In earlier Middle East conflicts, including 1973, 1990, and 2008, India was not consequential enough to be pressured decisively. That has changed. Today, India matters, and that makes neutrality harder to sustain

Policy Direction

Planning ahead is now essential. Indian policymakers need to think through possible scenarios quickly, while sharpening the tools that allow India to remain a genuinely multi-aligned player. There is some precedent here. Switzerland, during the Second World War, faced a similar predicament and offers a useful reference point.

It stayed out of a war unfolding right around it, not by accident but by design. India will need a similarly deliberate strategy to safeguard its sovereignty. At its core, that means doubling down on three pillars: clear neutrality, deeper diplomatic engagement, and credible military deterrence. These cannot be situational choices.
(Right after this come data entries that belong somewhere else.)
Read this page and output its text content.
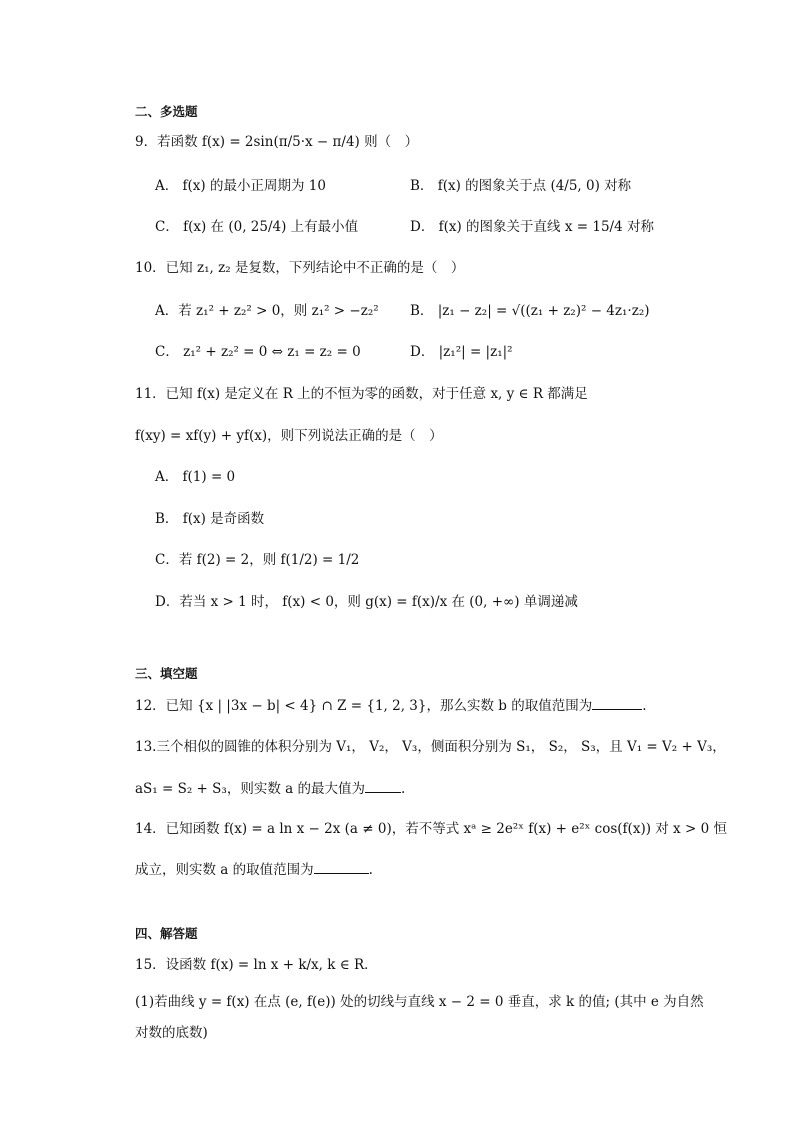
二、多选题
9．若函数 f(x) = 2sin(π/5·x − π/4) 则（　）
A． f(x) 的最小正周期为 10	B． f(x) 的图象关于点 (4/5, 0) 对称
C． f(x) 在 (0, 25/4) 上有最小值	D． f(x) 的图象关于直线 x = 15/4 对称
10．已知 z₁, z₂ 是复数，下列结论中不正确的是（　）
A．若 z₁² + z₂² > 0，则 z₁² > −z₂² B． |z₁ − z₂| = √((z₁ + z₂)² − 4z₁·z₂)
C． z₁² + z₂² = 0 ⇔ z₁ = z₂ = 0	D． |z₁²| = |z₁|²
11．已知 f(x) 是定义在 R 上的不恒为零的函数，对于任意 x, y ∈ R 都满足
f(xy) = xf(y) + yf(x)，则下列说法正确的是（　）
A． f(1) = 0
B． f(x) 是奇函数
C．若 f(2) = 2，则 f(1/2) = 1/2
D．若当 x > 1 时， f(x) < 0，则 g(x) = f(x)/x 在 (0, +∞) 单调递减
三、填空题
12．已知 {x | |3x − b| < 4} ∩ Z = {1, 2, 3}，那么实数 b 的取值范围为	.
13.三个相似的圆锥的体积分别为 V₁， V₂， V₃，侧面积分别为 S₁， S₂， S₃，且 V₁ = V₂ + V₃，
aS₁ = S₂ + S₃，则实数 a 的最大值为	.
14．已知函数 f(x) = a ln x − 2x (a ≠ 0)，若不等式 xᵃ ≥ 2e²ˣ f(x) + e²ˣ cos(f(x)) 对 x > 0 恒
成立，则实数 a 的取值范围为	.
四、解答题
15．设函数 f(x) = ln x + k/x, k ∈ R．
(1)若曲线 y = f(x) 在点 (e, f(e)) 处的切线与直线 x − 2 = 0 垂直，求 k 的值; (其中 e 为自然
对数的底数)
They have to be consistent, forming the foundation of India’s foreign policy regardless of how the conflict evolves.

Discussing this in detail, first and foremost, India must formally communicate to the world that it is a neutral actor and will choose no sides, irrespective of its close relations with all belligerents in question. Yet, it is not isolationist and will continue to align with partners across trade, economics, and technology where mutually beneficial.
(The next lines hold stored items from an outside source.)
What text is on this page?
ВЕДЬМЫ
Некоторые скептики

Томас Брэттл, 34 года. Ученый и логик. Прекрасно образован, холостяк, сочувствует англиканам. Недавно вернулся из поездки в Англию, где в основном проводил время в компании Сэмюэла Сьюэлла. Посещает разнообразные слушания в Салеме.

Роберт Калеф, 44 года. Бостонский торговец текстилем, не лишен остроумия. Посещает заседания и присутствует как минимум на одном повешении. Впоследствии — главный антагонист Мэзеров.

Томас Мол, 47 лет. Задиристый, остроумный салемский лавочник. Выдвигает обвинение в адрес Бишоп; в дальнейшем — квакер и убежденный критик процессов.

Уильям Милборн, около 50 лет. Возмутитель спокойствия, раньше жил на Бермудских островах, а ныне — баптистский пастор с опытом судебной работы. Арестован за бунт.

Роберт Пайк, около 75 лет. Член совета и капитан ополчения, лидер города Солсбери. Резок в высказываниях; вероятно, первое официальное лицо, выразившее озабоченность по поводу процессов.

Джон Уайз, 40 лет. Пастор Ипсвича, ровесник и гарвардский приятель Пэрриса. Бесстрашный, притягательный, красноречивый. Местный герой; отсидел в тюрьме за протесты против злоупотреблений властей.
As with its ‘no first use’ nuclear doctrine, India needs to be clear about its position. It should state that it will not enter an armed conflict unless its territory is attacked or its core interests are directly threatened. Right now, that clarity is missing, and the silence could end up hurting India’s interests as the situation in the Middle East evolves.

If India does not communicate where it stands, partners may begin to question its reliability as a regional power. There is also a broader risk, that India is simply not taken seriously enough, despite its growing economic and military weight. That, in turn, leaves room for China to deepen its influence in the region, often through infrastructure financing and defence ties.

Strategic Leverage

Second, India must step forward as a diplomatic mediator. Offering New Delhi as neutral ground for negotiations is one step. Actively dispatching envoys to facilitate dialogue is another.

This extends to offering political asylum where necessary. India has precedent here, from hosting the Dalai Lama after China’s occupation of Tibet to more recent examples such as Sheikh Hasina amid political instability in Bangladesh.

Soft power must complement diplomacy. India can position itself as a first responder in humanitarian crises, offering medical aid regardless of alignment. Its assistance to Turkey after the 2023 earthquake showed this is not theoretical. Doing something similar now would reinforce its image as a credible, neutral partner.

That, in turn, builds real diplomatic leverage.

In many ways, India is better placed than most. Iran is unlikely to accept mediation from US allies, and Israel would be wary of anything seen as overtly pro-Iranian. India, though, still has working ties with both, which gives it a narrow but real opening to act as a neutral platform.

That said, diplomacy on its own will not be enough. India will have to keep building out its military-industrial base and reduce dependence on external defence supply chains. Strategic autonomy, in the end, comes down to capability.

The Indian Ocean Region and its shipping lanes will be a key part of this. Military posture needs to be aligned with current realities, strong enough to deter, but calibrated enough to avoid escalation.

Most of these recommendations are already in line with India’s tried and tested non-alignment posturing. In the past, it lacked the resources to implement these principals as part of the global rhetoric. India now has the economic and military weight to back its position in a way it could not before.

The Iran conflict, then, is not just another test. It is a chance to show that India’s foreign policy is not just well-articulated, but workable in practice.

What India does next will shape how seriously it is taken as a regional power. Because right now, saying nothing is not caution. It is risk.